あなたがいるだけで…失われた命と受け継がれた想いを受け止めて…
「…あの…。離れて下さい…」
ちょっと低めの声でヒカルが言った。
「嫌だ…離れない…」
「…いいから、離れて下さい。…これ以上、勘違いをされては困りますので…」
ん? と、聖龍はヒカルを見た。
「副社長はきっと、自分の名前に惹かれているだけです。…ヒカルと言う名前に…」
スッと聖龍を振り払い、ヒカルはゆっくりと起き上った。
それに合わせて聖龍も起き上がり、じっとヒカルを見つめた。
「自分の名前が「ヒカル」という名前だから、何か勘違いをしているだけです」
「俺…名前なんて、どうでもいいけど? 」
「そんなわけないじゃないですか。きっと、副社長は「ヒカル」という名前に、とても思い入れがあるのだと思っています」
聖龍はフッと小さく笑った。
「勘違いしているのは、貴女の方だよ。俺が、名前に惚れ込んでいるって思っているんだろう? それなら、全く違う。俺は、社長室に入った時。まだ、名前も聞いていない貴女を見てハートで感じたから。確かに「ヒカル」という名前には、思い入れがあるけど。それはもう、過去の事だ。今目の前にいる、貴女しか見ていないよ」
そんな筈ないじゃない。
なんで、自分なんか好きになれるの?
そっと、ヒカルは胸に手を当てた。
そうだ…きっと、このことを言えば、いくらなんでも嫌いになる筈…。
そう思ったヒカルは、ちょっと鋭い目をして聖龍を見た。
「…まだ、副社長が見ていない現実。
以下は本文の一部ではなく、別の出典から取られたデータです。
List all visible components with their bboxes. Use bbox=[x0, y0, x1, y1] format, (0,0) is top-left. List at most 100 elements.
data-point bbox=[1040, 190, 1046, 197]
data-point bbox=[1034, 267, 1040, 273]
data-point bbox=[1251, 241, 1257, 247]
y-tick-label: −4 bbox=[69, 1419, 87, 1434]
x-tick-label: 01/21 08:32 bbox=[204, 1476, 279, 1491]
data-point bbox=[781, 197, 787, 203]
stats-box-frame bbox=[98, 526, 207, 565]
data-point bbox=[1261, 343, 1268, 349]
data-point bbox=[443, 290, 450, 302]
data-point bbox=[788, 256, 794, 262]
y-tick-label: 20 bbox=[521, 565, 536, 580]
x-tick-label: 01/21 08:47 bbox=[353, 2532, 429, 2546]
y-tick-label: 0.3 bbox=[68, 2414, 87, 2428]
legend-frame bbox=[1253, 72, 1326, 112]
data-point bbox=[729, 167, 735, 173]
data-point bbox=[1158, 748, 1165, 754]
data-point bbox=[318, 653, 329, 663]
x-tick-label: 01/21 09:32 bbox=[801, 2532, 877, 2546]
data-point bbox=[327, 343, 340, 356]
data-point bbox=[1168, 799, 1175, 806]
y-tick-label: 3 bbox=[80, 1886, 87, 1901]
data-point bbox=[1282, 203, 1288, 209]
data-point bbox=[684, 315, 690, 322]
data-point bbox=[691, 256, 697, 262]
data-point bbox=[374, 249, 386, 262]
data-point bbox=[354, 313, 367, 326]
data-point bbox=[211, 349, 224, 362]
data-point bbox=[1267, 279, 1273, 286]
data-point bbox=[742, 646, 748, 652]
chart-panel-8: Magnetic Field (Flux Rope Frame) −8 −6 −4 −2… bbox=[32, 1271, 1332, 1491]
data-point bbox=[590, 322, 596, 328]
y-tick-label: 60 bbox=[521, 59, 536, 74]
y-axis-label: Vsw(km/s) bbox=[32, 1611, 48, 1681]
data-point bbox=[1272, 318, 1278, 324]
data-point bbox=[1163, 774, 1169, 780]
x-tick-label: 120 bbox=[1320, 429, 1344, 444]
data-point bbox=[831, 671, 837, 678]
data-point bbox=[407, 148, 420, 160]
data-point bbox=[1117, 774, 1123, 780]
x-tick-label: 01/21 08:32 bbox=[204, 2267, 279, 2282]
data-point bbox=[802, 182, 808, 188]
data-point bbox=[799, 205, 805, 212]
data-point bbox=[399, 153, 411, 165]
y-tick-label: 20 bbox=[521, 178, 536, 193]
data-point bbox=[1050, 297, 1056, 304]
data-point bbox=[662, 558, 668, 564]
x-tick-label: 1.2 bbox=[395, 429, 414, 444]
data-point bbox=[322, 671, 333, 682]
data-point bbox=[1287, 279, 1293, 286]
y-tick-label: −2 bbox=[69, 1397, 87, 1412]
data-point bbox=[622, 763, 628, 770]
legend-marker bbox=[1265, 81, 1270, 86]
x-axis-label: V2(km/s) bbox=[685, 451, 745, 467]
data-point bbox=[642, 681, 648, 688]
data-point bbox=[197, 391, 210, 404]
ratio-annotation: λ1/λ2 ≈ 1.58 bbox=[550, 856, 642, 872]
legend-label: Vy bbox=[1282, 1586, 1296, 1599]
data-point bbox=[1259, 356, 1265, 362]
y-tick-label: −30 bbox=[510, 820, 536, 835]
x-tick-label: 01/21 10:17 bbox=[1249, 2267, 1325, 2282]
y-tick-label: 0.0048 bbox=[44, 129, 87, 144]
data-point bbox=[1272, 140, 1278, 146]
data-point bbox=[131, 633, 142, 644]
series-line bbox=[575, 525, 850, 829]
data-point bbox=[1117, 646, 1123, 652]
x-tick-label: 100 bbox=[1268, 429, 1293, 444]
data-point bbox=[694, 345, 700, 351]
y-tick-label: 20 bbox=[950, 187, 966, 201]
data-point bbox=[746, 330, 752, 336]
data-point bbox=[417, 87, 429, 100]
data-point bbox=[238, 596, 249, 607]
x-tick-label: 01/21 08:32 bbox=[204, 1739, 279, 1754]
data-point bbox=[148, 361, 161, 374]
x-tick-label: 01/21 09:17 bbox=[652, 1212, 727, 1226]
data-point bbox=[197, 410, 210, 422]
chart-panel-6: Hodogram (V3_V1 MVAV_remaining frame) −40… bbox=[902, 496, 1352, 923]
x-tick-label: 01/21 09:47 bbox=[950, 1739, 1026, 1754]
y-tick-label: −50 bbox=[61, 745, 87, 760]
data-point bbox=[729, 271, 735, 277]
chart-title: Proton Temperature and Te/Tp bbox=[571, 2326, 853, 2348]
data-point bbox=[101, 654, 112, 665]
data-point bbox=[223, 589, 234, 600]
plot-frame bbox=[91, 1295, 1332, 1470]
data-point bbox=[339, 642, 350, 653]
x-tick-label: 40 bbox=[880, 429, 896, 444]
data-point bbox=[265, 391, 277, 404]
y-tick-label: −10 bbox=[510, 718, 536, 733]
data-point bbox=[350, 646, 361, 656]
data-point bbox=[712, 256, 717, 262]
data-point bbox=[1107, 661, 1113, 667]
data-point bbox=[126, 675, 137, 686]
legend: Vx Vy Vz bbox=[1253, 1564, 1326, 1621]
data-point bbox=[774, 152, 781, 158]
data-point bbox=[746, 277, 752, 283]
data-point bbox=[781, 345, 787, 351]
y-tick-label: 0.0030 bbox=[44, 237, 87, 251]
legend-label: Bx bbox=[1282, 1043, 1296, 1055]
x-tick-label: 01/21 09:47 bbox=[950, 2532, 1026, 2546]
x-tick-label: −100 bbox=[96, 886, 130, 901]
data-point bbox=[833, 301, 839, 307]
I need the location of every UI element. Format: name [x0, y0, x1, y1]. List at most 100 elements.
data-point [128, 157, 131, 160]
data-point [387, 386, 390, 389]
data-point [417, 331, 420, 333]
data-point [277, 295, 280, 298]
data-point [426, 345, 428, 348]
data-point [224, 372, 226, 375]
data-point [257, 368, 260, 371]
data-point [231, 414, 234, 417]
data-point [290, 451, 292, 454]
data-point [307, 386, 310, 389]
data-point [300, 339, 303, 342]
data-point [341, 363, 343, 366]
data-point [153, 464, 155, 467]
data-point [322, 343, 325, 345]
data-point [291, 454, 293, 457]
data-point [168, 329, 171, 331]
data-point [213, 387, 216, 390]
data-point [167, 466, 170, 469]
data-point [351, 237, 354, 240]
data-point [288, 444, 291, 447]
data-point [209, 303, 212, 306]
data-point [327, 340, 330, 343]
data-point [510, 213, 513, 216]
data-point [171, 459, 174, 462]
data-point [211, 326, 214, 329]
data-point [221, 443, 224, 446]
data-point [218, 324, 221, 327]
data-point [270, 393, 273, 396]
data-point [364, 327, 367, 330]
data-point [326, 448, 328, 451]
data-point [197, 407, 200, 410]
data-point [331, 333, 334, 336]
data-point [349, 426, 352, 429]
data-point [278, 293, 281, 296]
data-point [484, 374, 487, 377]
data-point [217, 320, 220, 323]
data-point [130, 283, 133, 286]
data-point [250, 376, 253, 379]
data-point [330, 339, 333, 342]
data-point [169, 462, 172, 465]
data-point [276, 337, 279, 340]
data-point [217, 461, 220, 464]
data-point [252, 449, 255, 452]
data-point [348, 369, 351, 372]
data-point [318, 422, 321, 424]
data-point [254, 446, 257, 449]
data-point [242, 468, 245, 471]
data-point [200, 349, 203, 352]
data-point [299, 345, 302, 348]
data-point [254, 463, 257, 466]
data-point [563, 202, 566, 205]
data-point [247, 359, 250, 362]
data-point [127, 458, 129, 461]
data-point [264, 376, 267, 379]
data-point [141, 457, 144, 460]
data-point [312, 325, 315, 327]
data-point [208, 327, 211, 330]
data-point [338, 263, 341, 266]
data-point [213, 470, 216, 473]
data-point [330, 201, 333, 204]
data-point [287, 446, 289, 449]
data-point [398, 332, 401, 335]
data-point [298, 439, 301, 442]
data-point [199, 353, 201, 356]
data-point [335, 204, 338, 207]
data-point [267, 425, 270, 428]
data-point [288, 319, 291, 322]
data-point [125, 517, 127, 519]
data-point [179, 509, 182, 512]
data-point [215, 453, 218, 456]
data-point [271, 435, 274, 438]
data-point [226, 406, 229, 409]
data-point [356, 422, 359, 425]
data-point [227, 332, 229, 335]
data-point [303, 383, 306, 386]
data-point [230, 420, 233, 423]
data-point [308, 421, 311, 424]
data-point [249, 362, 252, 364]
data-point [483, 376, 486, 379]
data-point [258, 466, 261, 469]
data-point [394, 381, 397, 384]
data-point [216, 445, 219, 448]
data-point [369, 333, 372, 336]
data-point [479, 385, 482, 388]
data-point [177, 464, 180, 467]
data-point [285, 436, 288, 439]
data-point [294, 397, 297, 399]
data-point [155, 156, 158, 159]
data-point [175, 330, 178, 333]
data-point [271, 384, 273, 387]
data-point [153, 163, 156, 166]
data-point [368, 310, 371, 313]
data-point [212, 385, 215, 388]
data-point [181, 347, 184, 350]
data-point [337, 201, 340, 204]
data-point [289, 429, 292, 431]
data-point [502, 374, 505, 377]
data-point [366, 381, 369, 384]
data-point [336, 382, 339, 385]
それを聞いても、自分の事を愛しているなんて言えますか? 」
聖龍は黙ったままじっとヒカルを見て何も答えなかった。
「自分は…副社長の、弟の香弥さんの。…大切な命を奪って、生きています…」
一瞬。
聖龍の目がハッとなったが、直ぐに冷静な表情の戻りじっとヒカルを見続けていた。
「生き延びるために…香弥さんの、大切な心臓をもらっています…」
何も言わずにじっと見ている聖龍を見て、ヒカルはきっと嫌われたのだと思った。
怒りが込みあがりそうなのを必死に押さえているから、何も言わないのだろうと…。